Can't wait for that book, filled w/ maddening & foolish punctuation, & not revealing anything but what a maddening fool G. W. is. (Speaking of punctuation, the very best Bush book would be one he had to write himself, on a strict deadline,
sans ghostwriters. He can't talk, he surely can't punctuate either. That would be one hee-larious book.)
In fact, if only a fraction of what he had to say was remotely accurate, then the conventional bleats about unilateralism, war lust and cowboyishness will go down in history as the excessive caterwauling of an imaginative and hyper-partisan opposition.
Sure they will. And there's nothing resembling imaginative and hyper-partisan caterwauling & bleating on the right, or among Bush's few remaining defenders, is there? Not to mention that only a fraction of what Bush ever says
is accurate.
The best part is Jonah's idea of "the mainstream of American presidential history," & how the Bush presidency just isn't that radical. To young Goldberg, presidential history goes all the way back to...George H.W. Bush.
Extraordinary rendition? That practice (in which we send terrorists to foreign countries to be interrogated under laxer rules) began under President Clinton. Aggressive interrogations, for good or ill, surely predate 2001. Holding prisoners indefinitely at Guantanamo without benefit of a trial? As terrorism expert Andrew C. McCarthy notes in National Review, we were doing that under the first President Bush and under Clinton to innocent Haitian refugees, who got even less due process than we give captured enemy combatants.

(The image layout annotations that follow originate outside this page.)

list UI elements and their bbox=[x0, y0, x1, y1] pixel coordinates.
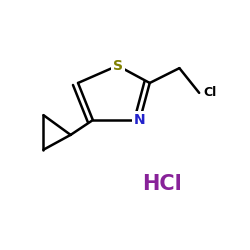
Text: S: S bbox=[112, 59, 122, 73]
Text: HCl: HCl bbox=[142, 174, 182, 194]
Text: Cl: Cl bbox=[203, 86, 216, 99]
Text: N: N bbox=[134, 113, 146, 127]
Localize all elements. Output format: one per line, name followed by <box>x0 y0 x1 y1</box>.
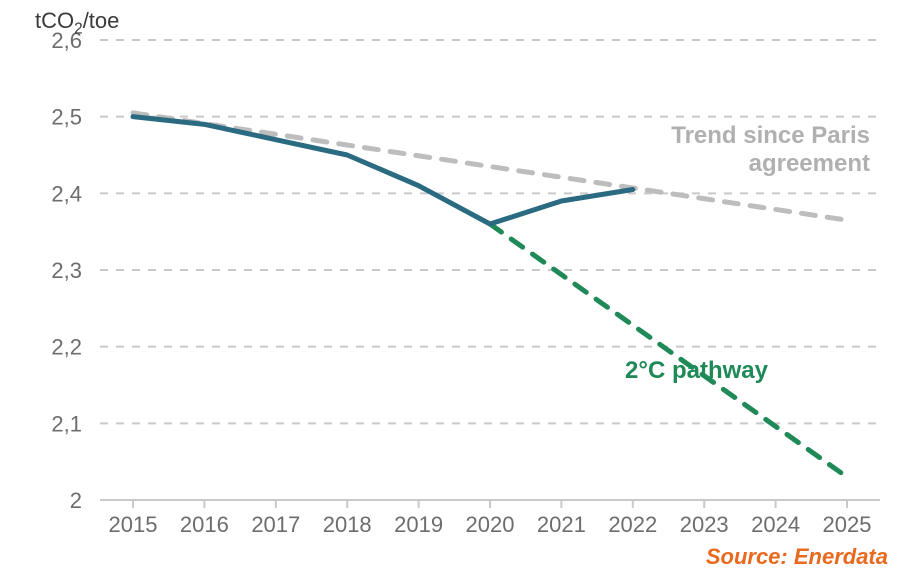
annotation-trend-label: Trend since Paris <box>671 122 870 149</box>
plot-background <box>0 0 900 573</box>
source-attribution: Source: Enerdata <box>706 544 888 570</box>
y-tick-label: 2,1 <box>51 411 82 436</box>
y-tick-label: 2 <box>70 488 82 513</box>
y-tick-label: 2,4 <box>51 181 82 206</box>
y-tick-label: 2,2 <box>51 335 82 360</box>
y-tick-label: 2,5 <box>51 105 82 130</box>
annotation-trend-label: agreement <box>749 150 870 177</box>
y-tick-label: 2,3 <box>51 258 82 283</box>
x-tick-label: 2019 <box>394 512 443 537</box>
x-tick-label: 2018 <box>323 512 372 537</box>
chart-svg: 22,12,22,32,42,52,6201520162017201820192… <box>0 0 900 573</box>
annotation-pathway-label: 2°C pathway <box>625 357 769 384</box>
x-tick-label: 2023 <box>680 512 729 537</box>
co2-intensity-chart: 22,12,22,32,42,52,6201520162017201820192… <box>0 0 900 573</box>
x-tick-label: 2015 <box>109 512 158 537</box>
x-tick-label: 2025 <box>823 512 872 537</box>
x-tick-label: 2017 <box>251 512 300 537</box>
x-tick-label: 2016 <box>180 512 229 537</box>
x-tick-label: 2021 <box>537 512 586 537</box>
x-tick-label: 2020 <box>466 512 515 537</box>
x-tick-label: 2022 <box>608 512 657 537</box>
x-tick-label: 2024 <box>751 512 800 537</box>
y-axis-unit-label: tCO2/toe <box>35 8 119 38</box>
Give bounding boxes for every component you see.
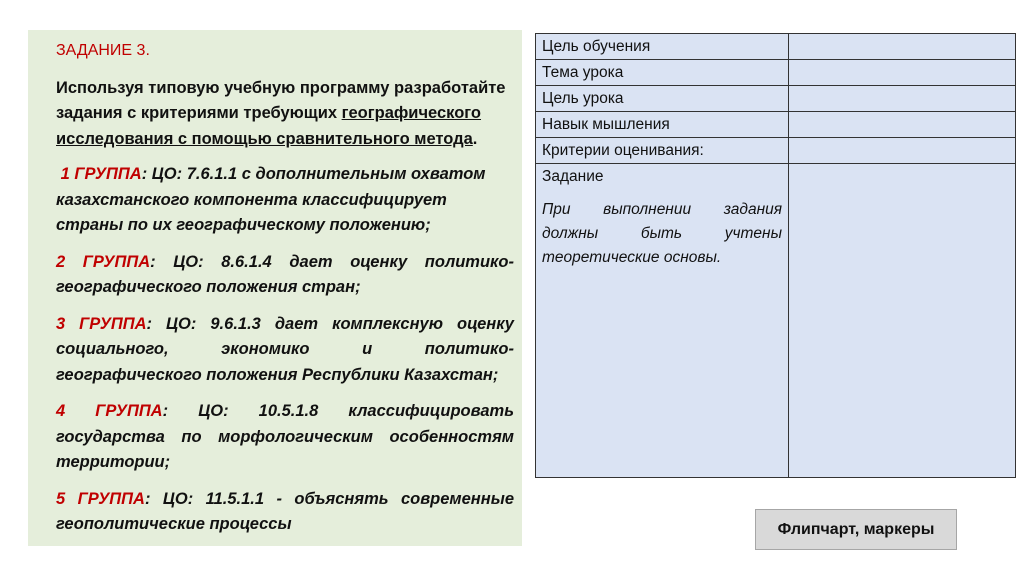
group-4: 4 ГРУППА: ЦО: 10.5.1.8 классифицировать … xyxy=(56,402,514,471)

No mention at all of, say, Reagan, selling arms to Iran & helping Osama Bin Laden get Al Qaeda underway (as Bush Jr. is doing now in Iran, per the
Seymour Hersh piece mentioned here yesterday). Just Bush the First & Clinton. He doesn't even qualify his "idea" w/ a word like"modern." If it happened before he pulled his head out of Star Drek reruns, it doesn't matter.
And his conclusion?
Given Obama's ideological leanings and inexperience, there's clearly plenty of room for him to make costly mistakes. But odds are he too would come to realize that America needs to win the war on terror and succeed in Iraq. Hence the greatest irony. A successful Obama presidency would have the unintended consequence of making Bush's memoir a success story.
Idiocy of this caliber stands on its own, & needs no further comment from an insignificant nobody (Not published in a major metropolitan newspaper.) like the editor here.